Se levantó de su trono con una calma que solo aumentaba la tensión en la sala. Sus ojos se clavaron en los Otets, y con un movimiento firme, bajó hasta estar frente a ellos. El peso de su presencia llenó la sala. Los Otets, confiados en su presentación, mantuvieron las sonrisas mientras él se aproximaba.
—Nedyalko —dijo Tugomir, sin apartar la vista de los Otets—, saca a estos impíos de mi presencia. Ofenden a mi dios con sus palabras y sus ofrendas.
La sonrisa de los Otets se desvaneció al instante. Nedyalko asintió y dio la orden a dos guerreros, quienes de inmediato tomaron a Domen y a Dušan por los brazos, arrastrándolos fuera de la sala con fuerza. Los Otets se resistieron, gritando protestas, pero fueron llevados rápidamente a la plaza principal de Moravia, donde ya se congregaban los habitantes del pueblo.
Tugomir los siguió, caminando con pasos seguros y pesados, mientras el murmullo de la multitud crecía a su alrededor. Los Otets fueron atados a dos postes en el centro de la plaza, sus gritos de indignación silenciados por el miedo que empezaba a apoderarse de ellos al ver la mirada impasible de Tugomir.
Frente a todos, Tugomir se arrodilló, sus manos unidas en oración.
—Amado dios, piadoso y misericordioso, que me lo has dado todo sin que yo te pidiera nada —comenzó, su voz resonando con fuerza—. Tú que me has dado de comer, que me has sanado de la enfermedad y me has resguardado de mis enemigos.

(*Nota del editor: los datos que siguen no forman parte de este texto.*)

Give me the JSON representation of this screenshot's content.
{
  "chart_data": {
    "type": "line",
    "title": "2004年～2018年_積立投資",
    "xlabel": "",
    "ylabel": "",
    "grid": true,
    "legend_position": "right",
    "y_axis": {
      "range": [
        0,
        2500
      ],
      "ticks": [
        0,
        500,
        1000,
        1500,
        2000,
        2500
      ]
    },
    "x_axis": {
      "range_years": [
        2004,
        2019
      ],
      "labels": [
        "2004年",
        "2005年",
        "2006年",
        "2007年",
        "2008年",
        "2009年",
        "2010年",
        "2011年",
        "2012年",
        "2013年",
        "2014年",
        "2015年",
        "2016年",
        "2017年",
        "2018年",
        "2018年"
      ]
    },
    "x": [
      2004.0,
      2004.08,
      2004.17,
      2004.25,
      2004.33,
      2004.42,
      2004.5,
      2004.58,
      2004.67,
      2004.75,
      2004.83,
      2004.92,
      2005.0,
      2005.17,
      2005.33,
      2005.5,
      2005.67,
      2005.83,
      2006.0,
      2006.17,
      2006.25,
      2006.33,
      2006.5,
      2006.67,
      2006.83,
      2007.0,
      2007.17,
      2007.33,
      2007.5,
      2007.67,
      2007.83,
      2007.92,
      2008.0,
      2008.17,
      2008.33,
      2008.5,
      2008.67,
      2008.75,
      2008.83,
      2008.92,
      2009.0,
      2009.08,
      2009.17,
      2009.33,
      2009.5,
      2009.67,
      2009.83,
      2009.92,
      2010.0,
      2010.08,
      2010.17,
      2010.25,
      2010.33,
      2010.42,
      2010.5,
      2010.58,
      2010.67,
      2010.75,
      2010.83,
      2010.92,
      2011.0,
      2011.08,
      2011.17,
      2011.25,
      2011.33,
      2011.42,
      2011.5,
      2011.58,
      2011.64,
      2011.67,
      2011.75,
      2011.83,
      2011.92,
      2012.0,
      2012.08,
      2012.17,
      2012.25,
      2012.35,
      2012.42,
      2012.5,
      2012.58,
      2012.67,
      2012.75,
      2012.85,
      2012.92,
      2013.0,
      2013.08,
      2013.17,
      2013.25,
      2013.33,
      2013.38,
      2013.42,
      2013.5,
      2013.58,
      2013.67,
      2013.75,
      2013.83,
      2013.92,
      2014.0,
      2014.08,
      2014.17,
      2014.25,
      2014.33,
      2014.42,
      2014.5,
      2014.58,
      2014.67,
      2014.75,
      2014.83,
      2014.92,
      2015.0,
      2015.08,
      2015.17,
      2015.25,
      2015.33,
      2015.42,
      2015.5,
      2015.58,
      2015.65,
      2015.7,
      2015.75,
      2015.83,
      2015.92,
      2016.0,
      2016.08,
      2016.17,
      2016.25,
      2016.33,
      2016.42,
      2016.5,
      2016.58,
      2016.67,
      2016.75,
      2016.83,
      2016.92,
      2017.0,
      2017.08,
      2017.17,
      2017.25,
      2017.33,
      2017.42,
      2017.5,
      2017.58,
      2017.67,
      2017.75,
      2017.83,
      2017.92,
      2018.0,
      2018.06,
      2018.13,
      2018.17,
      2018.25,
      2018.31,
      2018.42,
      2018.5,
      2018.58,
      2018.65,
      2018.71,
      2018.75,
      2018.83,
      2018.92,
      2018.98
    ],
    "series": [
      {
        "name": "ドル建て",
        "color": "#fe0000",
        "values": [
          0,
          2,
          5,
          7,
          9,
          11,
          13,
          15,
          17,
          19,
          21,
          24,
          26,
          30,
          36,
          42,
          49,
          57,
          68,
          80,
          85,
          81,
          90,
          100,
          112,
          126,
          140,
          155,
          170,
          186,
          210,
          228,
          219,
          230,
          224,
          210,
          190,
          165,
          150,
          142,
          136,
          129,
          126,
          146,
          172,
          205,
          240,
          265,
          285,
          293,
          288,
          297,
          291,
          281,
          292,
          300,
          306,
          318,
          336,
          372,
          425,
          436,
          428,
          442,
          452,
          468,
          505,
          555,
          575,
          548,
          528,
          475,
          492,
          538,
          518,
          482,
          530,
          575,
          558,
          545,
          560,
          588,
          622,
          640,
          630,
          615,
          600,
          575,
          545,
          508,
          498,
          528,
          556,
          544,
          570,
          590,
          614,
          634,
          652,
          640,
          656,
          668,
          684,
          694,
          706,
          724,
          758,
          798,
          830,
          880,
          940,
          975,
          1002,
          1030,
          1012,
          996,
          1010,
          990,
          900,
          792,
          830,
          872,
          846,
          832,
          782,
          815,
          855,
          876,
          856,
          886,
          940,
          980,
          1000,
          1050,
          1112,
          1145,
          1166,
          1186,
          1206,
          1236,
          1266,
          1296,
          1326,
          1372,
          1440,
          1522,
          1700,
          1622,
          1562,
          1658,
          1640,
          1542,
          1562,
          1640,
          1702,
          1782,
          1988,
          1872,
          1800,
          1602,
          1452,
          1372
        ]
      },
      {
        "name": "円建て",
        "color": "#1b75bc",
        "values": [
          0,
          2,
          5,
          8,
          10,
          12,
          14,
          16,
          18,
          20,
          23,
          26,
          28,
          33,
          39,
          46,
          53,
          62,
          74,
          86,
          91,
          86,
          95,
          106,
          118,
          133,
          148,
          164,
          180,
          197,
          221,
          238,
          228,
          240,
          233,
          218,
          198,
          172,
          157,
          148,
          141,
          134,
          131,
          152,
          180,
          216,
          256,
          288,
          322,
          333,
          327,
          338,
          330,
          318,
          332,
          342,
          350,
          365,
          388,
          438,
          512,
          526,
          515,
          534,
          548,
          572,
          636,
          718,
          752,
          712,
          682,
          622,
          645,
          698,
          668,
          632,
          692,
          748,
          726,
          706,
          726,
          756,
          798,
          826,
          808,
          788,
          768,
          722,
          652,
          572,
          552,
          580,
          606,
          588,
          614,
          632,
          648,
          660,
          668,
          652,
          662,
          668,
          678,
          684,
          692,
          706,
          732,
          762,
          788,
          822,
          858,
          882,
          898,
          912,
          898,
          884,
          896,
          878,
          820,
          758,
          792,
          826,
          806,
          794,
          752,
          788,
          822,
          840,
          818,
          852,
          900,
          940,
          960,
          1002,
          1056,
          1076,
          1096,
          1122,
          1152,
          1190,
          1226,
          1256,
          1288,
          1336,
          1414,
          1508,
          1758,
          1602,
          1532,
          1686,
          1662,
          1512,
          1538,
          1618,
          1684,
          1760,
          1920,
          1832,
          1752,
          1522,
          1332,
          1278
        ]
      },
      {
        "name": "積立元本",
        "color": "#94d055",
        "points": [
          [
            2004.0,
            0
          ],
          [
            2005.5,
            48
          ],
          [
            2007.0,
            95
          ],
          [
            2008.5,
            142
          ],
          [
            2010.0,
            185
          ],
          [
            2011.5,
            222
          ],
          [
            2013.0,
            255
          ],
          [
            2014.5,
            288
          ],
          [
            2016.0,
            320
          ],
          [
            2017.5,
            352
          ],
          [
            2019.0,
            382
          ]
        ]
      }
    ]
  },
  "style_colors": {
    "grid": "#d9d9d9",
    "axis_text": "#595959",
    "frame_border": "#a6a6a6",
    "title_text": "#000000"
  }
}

No caiga yo ante tu presencia siendo partícipe de una blasfemia y merecedor de tu castigo.
El pueblo observaba en silencio, sabiendo que las palabras de Tugomir estaban cargadas de una solemne verdad.
—Tú me ordenaste no tomar bienes personales, destruir a los esclavistas y no aceptar adulaciones. Además, me concediste el derecho de quitar la vida a quienes te falten el respeto. Que estas almas que hoy quito de la vida vayan a pagar sus fechorías al Ad hasta que tu hora se manifieste.
Con esas palabras, Tugomir se levantó. El aire en la plaza parecía detenerse mientras él sacudía su ropa y desenfundó su espada. Sin vacilar, cortó la cabeza de ambos Otets con un movimiento limpio y certero. Sus cuerpos cayeron al suelo, y el silencio que siguió fue denso, pesado con la realidad de lo que acababa de ocurrir.
—Traigan a las jóvenes —ordenó Tugomir, limpiando su espada en la túnica de uno de los cuerpos.
Las veinte vírgenes, con los rostros pálidos, fueron llevadas ante él. Sus manos temblaban, pero sus miradas eran decididas. Sabían lo que les esperaba si no obedecían. Tugomir las observó en silencio, sopesando su destino.
—¿Están dispuestas a renunciar a los dioses antiguos? —preguntó, su voz cargada de autoridad.
—Sí —respondieron todas al unísono, con un miedo que les hacía temblar las voces.
Tugomir levantó su espada una vez más, y la colocó sobre el cuello de la primera joven, lista para quitarle la vida. Pero antes de que pudiera moverse, un trueno estalló en el cielo y un rayo cayó directamente sobre su espada. La luz cegadora envolvió la plaza por un instante, pero no dañó a nadie. Ni la espada se rompió, ni las jóvenes resultaron heridas.